Além de utilizar com propriedade o tenso e belíssimo 3º Movimento da Sinfonia 11 de Shostakovich (que havia sido gravada recentemente - pela primeira vez em 1957 na ex-URSS), o filme também se mostra antenado com padrões culturais sofisticados de sua época ao incluir duas cenas de peças de Brecht em espetáculos do Berliner Ensemble: uma delas com Sophia Loren – já que ‘Johanna’ é atriz – interpretando o último segmento de Terror e Miséria do III Reich, que se chama “O Plebiscito”; e a outra, com o final de A resistível ascensão de Arturo UI, sendo ‘Arturo UI’ uma evidente alusão a Hitler. Estes momentos, obviamente não existem na peça, toda passada na mansão dos Von Gerlach.
Na equipe técnica, cabe ainda destacar a direção de arte de Ezio Frigerio (que mais tarde iria trabalhar nessa mesma atividade em Noveccento, de Bertolucci), a fotografia em preto-e-branco de Roberto Gerardi e a edição de Manuel Del Campo e Adriana Novelli, esta, uma colaboradora habitual de De Sica.
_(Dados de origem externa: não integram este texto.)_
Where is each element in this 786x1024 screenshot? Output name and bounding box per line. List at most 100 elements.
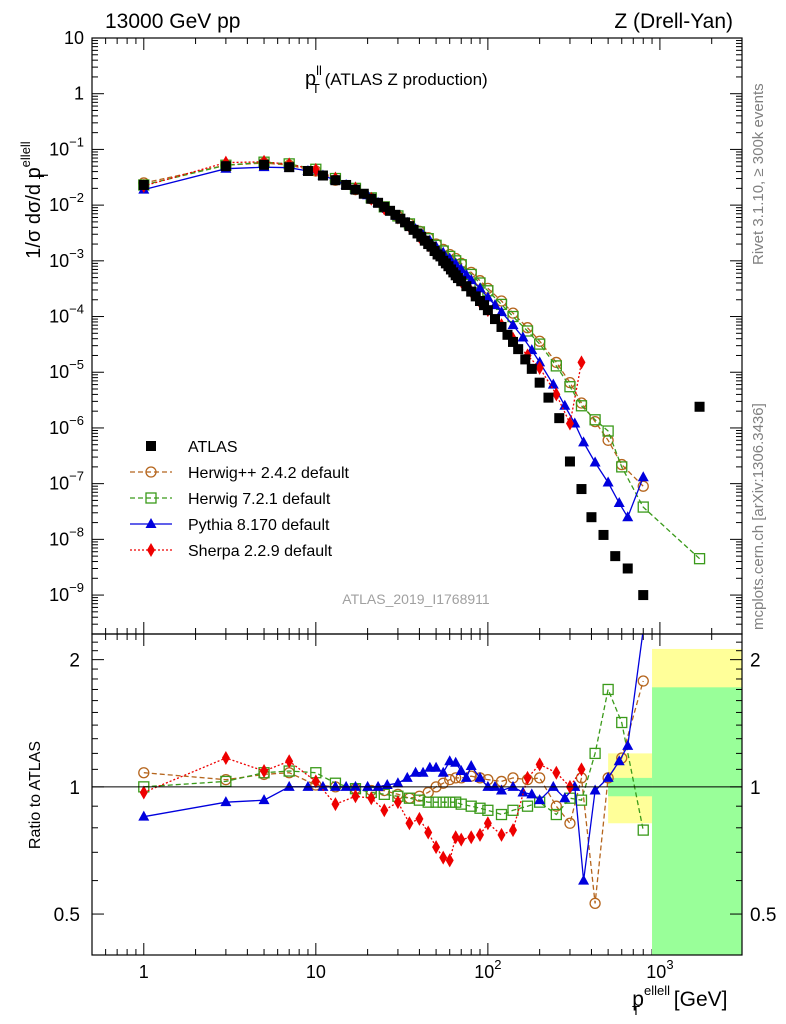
ratio-series-3 [138, 634, 649, 885]
point-3-29 [517, 331, 529, 342]
ratio-point-2-29 [602, 683, 614, 696]
y-tick-label: 10−5 [49, 357, 84, 382]
ratio-point-4-21 [497, 827, 506, 842]
point-4-25 [552, 387, 561, 402]
ratio-bands [608, 648, 742, 955]
ratio-frame [91, 633, 743, 956]
ratio-axis-label: Ratio to ATLAS [27, 741, 44, 849]
ratio-point-3-23 [465, 760, 477, 771]
legend-label: Herwig++ 2.4.2 default [188, 465, 350, 482]
ratio-point-3-8 [349, 780, 361, 791]
ratio-point-1-0 [138, 767, 150, 779]
ratio-point-3-29 [517, 786, 529, 797]
y-tick-exp: −6 [69, 413, 84, 428]
ratio-point-2-21 [495, 808, 508, 821]
ratio-point-3-5 [317, 780, 329, 791]
y-tick-label: 10−7 [49, 469, 84, 494]
ratio-point-4-12 [424, 825, 433, 840]
point-0-50 [554, 413, 565, 424]
ratio-point-3-30 [526, 788, 538, 799]
y-tick-base: 10 [49, 418, 69, 438]
legend-marker [145, 518, 157, 528]
y-tick-label: 10−6 [49, 413, 84, 438]
ratio-point-1-31 [637, 675, 649, 687]
x-tick-label: 10 [306, 962, 326, 982]
ratio-point-4-19 [476, 827, 485, 842]
title-sup: ll [316, 63, 322, 78]
y-tick-base: 10 [49, 251, 69, 271]
point-0-51 [564, 456, 575, 467]
title-rest: (ATLAS Z production) [320, 70, 488, 89]
ratio-point-3-9 [362, 780, 374, 791]
ratio-point-4-0 [139, 785, 148, 800]
point-0-7 [341, 179, 352, 190]
ratio-point-4-20 [483, 816, 492, 831]
x-tick-exp: 3 [666, 957, 673, 972]
ratio-point-2-15 [444, 796, 456, 808]
y-tick-base: 10 [49, 529, 69, 549]
point-2-28 [589, 414, 601, 426]
point-4-4 [311, 162, 320, 177]
ratio-series-4 [139, 751, 586, 868]
ratio-point-4-7 [367, 791, 376, 806]
legend-item: Herwig 7.2.1 default [130, 491, 331, 508]
point-0-8 [350, 184, 361, 195]
analysis-id: ATLAS_2019_I1768911 [342, 591, 490, 607]
point-0-10 [366, 193, 377, 204]
point-0-56 [622, 563, 633, 574]
x-label-base: p [632, 988, 644, 1011]
x-label-sup: ellell [644, 983, 670, 998]
y-tick-base: 10 [49, 362, 69, 382]
ratio-tick-label-left: 0.5 [54, 905, 80, 926]
ratio-point-4-17 [457, 832, 466, 847]
ratio-point-3-2 [258, 794, 270, 805]
point-4-24 [535, 360, 544, 375]
legend-label: ATLAS [188, 439, 238, 456]
ratio-point-2-14 [437, 796, 449, 808]
ratio-point-3-17 [430, 761, 442, 772]
point-0-39 [479, 300, 490, 311]
legend-marker [145, 492, 157, 504]
ratio-point-1-14 [437, 777, 449, 789]
point-3-36 [589, 456, 601, 467]
y-tick-base: 1 [74, 84, 84, 104]
y-tick-exp: −3 [69, 246, 84, 261]
ratio-point-2-18 [465, 800, 477, 812]
point-0-58 [694, 401, 705, 412]
point-3-24 [474, 282, 486, 293]
ratio-line-4 [143, 757, 583, 862]
y-tick-label: 10 [64, 28, 84, 48]
legend-label: Herwig 7.2.1 default [188, 491, 331, 508]
ratio-tick-label-right: 1 [750, 778, 761, 799]
point-3-39 [622, 511, 634, 522]
title-sub: T [312, 81, 320, 96]
ratio-point-4-23 [523, 770, 532, 785]
point-4-26 [565, 416, 574, 431]
ratio-tick-label-right: 0.5 [750, 905, 776, 926]
ratio-point-4-10 [405, 816, 414, 831]
legend: ATLAS Herwig++ 2.4.2 default Herwig 7.2.1 … [130, 439, 350, 560]
point-0-35 [461, 281, 472, 292]
point-0-9 [358, 188, 369, 199]
point-2-29 [602, 425, 614, 437]
ratio-point-1-24 [534, 772, 546, 784]
ratio-point-3-0 [138, 810, 150, 821]
ratio-line-2 [143, 687, 644, 831]
y-label-main: 1/σ dσ/d p [23, 167, 45, 258]
point-3-27 [495, 306, 507, 317]
ratio-point-3-15 [417, 766, 429, 777]
ratio-point-4-3 [285, 754, 294, 769]
ratio-point-3-32 [547, 780, 559, 791]
ratio-point-3-21 [455, 765, 467, 776]
ratio-line-3 [143, 634, 644, 881]
point-0-13 [385, 205, 396, 216]
x-tick-exp: 2 [494, 957, 501, 972]
main-series [138, 154, 706, 601]
ratio-point-3-20 [450, 756, 462, 767]
point-0-2 [259, 159, 270, 170]
y-label-sub: T [36, 171, 51, 179]
ratio-point-4-22 [509, 823, 518, 838]
ratio-point-3-27 [495, 784, 507, 795]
Pontos negativos maiores ficam para a edição deste DVD com o descuido já habitual nos produtos da “Coleção Cultclassic”: os extras são desinteressantes, mas o mais grave está na legendagem: legendas falhas, frequentemente em mau português e quase sempre mudando o gênero da pessoa a quem a fala de outra se refere. O título da peça Arturo UI é traduzido de modo bizarro – e este é apenas um exemplo isolado. Mesmo assim, vale a pena conhecer este filme pouco visto e pouco lembrado, mas que revela um esforço digno ao abordar temas ainda atuais: O TRECHO SEGUINTE CONTÉM SPOILER (INFORMAÇÕES DO ENREDO QUE PODEM NÃO INTERESSAR A QUEM AINDA NÃO VIU O FILME) de modo original, o cerne da questão que acompanha Franz não é o do massacre de judeus; pelo contrário, ainda nos seus 18 anos, Franz havia tentado dar cobertura a um rabino fugido de um campo em terreno cedido pelo pai; sua decadência moral no caldo de cultura perverso do nazismo e das guerras vai se dar na esfera da tortura a prisioneiros de guerra russos. Ironicamente, há uma cena em que Franz retira da gaveta e mostra para Johanna várias – aparentemente – medalhas de ouro (em forma da comenda alemã tradicional, a "cruz de ferro") que não passam de choccolates (suíços - sic) embrulhados em papel dourado.